Authors: Weitao Du, He Zhang, Tao Yang, Yuanqi Du

ICML 2023 | Conference PDF | Archive PDF | Plain Text | LLM Run Details

Reproducibility Variable Result LLM Response
Research Type Experimental We present numerical experiments on synthetic datasets, MNIST and CIFAR10 to validate the effectiveness of our framework.
Researcher Affiliation Academia 1Academy of Mathematics and Systems Science, Chinese Academy of Sciences 2Institute of Artificial Intelligence and Robotics, Xi an Jiaotong University 3Cornell University.
Pseudocode No The paper describes algorithmic steps in prose and equations but does not present any explicitly labeled 'Pseudocode' or 'Algorithm' blocks.
Open Source Code No The paper does not provide any explicit statements about making the source code available or include a link to a code repository.
Open Datasets Yes In this section, we demonstrate the generative capacity of our FP-Diffusion models on two common image datasets: MNIST (Le Cun, 1998) and CIFAR10 (Krizhevsky et al., 2009).
Dataset Splits No The paper describes a 'two-stage training strategy' but does not explicitly provide percentages, sample counts, or citations for specific training/validation/test dataset splits.

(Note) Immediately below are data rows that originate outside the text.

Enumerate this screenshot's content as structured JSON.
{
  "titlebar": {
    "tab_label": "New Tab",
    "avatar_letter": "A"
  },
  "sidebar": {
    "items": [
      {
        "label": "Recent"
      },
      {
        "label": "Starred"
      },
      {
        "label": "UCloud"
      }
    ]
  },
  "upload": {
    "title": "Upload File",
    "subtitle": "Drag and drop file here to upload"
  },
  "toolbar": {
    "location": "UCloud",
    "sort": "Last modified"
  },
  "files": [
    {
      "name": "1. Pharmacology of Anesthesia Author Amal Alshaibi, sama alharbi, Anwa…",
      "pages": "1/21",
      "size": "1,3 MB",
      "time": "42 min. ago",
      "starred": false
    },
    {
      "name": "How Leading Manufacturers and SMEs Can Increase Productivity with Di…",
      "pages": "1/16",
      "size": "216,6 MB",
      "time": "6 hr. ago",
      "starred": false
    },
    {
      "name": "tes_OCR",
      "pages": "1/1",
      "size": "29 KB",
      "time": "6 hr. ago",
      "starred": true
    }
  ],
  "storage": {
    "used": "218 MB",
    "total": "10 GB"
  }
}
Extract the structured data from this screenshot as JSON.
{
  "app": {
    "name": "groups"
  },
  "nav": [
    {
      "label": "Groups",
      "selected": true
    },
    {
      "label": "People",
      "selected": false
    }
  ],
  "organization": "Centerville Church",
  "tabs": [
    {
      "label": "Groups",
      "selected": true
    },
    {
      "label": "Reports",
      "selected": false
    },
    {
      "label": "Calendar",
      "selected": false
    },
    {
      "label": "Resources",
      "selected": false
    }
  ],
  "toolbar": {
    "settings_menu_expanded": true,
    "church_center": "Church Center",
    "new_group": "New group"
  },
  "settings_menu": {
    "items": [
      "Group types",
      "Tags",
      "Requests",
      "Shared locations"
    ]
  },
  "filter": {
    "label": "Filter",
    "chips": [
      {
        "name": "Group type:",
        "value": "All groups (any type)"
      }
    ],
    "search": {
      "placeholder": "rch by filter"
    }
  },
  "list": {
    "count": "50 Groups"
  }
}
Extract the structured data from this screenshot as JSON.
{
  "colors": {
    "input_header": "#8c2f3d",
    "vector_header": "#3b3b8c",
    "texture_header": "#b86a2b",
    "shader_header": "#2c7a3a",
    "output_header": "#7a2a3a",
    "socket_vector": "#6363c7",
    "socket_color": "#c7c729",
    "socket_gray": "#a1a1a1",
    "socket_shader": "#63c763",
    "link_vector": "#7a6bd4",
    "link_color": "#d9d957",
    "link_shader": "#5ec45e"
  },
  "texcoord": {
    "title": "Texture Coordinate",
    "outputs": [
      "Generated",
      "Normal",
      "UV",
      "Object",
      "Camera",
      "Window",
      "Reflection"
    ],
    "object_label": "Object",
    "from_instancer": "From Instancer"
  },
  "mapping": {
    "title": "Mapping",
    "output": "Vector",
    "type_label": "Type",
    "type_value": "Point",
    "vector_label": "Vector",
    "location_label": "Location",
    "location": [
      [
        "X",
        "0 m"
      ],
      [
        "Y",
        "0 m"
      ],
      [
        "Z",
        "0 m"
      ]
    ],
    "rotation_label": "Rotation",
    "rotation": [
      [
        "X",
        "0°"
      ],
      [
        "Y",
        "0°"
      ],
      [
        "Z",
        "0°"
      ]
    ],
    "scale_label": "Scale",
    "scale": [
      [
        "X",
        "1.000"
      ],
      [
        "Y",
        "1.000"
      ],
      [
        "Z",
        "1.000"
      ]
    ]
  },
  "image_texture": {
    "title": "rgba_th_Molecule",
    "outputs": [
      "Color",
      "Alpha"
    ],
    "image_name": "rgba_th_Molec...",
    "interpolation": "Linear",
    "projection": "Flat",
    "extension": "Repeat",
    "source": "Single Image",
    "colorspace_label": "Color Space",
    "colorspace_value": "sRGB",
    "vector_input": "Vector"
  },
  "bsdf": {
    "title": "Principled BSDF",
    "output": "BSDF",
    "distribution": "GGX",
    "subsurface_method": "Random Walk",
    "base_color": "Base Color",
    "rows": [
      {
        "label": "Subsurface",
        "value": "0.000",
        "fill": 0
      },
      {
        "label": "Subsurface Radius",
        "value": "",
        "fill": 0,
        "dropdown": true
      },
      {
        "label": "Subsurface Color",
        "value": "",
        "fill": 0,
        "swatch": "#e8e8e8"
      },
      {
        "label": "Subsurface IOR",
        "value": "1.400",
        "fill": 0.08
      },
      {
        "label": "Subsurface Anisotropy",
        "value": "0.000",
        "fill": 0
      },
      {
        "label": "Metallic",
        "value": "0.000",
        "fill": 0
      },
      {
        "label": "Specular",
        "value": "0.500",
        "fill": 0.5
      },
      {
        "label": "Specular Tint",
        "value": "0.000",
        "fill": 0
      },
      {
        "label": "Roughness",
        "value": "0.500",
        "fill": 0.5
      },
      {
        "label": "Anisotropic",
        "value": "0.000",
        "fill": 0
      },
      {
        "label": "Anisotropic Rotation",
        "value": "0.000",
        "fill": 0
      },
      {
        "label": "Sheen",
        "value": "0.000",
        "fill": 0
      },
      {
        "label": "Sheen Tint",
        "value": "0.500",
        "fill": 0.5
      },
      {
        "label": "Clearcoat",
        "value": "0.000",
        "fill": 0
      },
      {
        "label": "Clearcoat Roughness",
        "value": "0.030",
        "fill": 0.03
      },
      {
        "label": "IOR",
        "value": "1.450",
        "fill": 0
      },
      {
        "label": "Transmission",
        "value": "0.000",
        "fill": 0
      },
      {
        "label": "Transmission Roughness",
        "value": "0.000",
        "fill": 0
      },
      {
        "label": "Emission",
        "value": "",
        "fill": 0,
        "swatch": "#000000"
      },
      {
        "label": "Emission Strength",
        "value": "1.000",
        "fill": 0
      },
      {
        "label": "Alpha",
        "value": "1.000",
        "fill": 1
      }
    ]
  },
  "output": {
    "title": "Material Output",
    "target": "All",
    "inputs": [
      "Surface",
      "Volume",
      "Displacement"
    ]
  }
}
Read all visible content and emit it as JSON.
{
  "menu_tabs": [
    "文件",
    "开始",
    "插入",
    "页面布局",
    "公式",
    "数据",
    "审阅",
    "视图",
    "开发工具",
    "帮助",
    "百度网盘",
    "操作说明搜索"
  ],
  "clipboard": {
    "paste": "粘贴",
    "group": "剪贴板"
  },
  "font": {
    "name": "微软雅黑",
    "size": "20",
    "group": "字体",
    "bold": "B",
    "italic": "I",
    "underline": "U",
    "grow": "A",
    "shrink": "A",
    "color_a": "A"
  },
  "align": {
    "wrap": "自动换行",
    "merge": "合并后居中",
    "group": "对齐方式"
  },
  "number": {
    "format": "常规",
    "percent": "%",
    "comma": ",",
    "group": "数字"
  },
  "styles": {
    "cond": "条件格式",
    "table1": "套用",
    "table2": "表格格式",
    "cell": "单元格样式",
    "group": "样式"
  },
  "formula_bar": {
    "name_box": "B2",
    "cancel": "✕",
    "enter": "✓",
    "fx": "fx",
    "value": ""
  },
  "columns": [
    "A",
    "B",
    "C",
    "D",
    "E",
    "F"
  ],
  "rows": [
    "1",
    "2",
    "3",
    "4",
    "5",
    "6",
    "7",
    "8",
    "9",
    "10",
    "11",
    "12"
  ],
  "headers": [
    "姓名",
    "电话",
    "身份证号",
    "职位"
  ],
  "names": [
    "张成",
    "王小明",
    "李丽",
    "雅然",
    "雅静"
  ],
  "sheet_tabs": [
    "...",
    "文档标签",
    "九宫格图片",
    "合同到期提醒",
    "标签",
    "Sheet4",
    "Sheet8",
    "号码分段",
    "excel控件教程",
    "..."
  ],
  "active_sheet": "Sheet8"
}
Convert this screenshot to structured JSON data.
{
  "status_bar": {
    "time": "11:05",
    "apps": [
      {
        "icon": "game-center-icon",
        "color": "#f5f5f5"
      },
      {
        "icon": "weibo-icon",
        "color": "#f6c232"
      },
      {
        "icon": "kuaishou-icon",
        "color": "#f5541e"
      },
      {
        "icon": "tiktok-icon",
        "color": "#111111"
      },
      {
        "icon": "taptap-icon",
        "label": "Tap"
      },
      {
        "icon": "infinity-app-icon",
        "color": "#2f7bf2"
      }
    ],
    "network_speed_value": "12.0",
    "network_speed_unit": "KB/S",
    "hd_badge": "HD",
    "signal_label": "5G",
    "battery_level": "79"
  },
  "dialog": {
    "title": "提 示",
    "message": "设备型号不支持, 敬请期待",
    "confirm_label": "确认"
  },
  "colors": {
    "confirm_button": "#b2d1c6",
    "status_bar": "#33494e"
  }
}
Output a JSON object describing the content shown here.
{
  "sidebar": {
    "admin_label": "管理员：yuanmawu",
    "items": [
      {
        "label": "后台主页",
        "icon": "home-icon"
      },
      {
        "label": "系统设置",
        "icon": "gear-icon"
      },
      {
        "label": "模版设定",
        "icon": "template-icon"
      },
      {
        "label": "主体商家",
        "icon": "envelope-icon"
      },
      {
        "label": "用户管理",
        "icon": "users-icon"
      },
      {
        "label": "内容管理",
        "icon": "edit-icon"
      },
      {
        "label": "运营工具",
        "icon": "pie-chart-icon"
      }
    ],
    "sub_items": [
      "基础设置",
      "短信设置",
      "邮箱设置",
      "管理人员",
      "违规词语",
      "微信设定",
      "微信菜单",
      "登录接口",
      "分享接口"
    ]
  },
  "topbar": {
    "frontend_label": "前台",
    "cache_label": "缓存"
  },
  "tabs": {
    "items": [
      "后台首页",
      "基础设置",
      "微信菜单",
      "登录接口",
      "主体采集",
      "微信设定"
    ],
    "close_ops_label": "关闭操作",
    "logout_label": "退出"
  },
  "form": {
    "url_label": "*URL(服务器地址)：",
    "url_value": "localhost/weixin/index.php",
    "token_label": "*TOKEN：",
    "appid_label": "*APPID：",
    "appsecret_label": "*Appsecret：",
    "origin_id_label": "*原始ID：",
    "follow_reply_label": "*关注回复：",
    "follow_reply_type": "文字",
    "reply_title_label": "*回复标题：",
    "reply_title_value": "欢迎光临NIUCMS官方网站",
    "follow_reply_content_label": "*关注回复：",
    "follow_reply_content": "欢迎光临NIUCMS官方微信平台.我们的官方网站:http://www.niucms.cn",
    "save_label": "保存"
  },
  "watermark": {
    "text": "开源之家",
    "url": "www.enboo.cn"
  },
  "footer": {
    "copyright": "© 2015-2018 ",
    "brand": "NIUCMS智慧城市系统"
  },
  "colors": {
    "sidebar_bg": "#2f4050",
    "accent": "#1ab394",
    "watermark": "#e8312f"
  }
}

Hardware Specification Yes All the experiments are conducted on 4 Nvidia Tesla V100 16G GPUs.
Software Dependencies No The paper mentions using the Adam optimizer but does not specify version numbers for any software components, libraries, or programming languages used in the experiments.
Experiment Setup Yes For all experiments, we set βmax as 20 and βmin as 0.1... All models are trained with the Adam optimizer with a learning rate 2 × 10−4 and a batch size 96. In the MNIST experiment, we first train the whole model for 50k iterations and train the score model for another 250k iterations... In the CIFAR10 experiment, the training iterations of both stage 1 and stage 2 are 600k.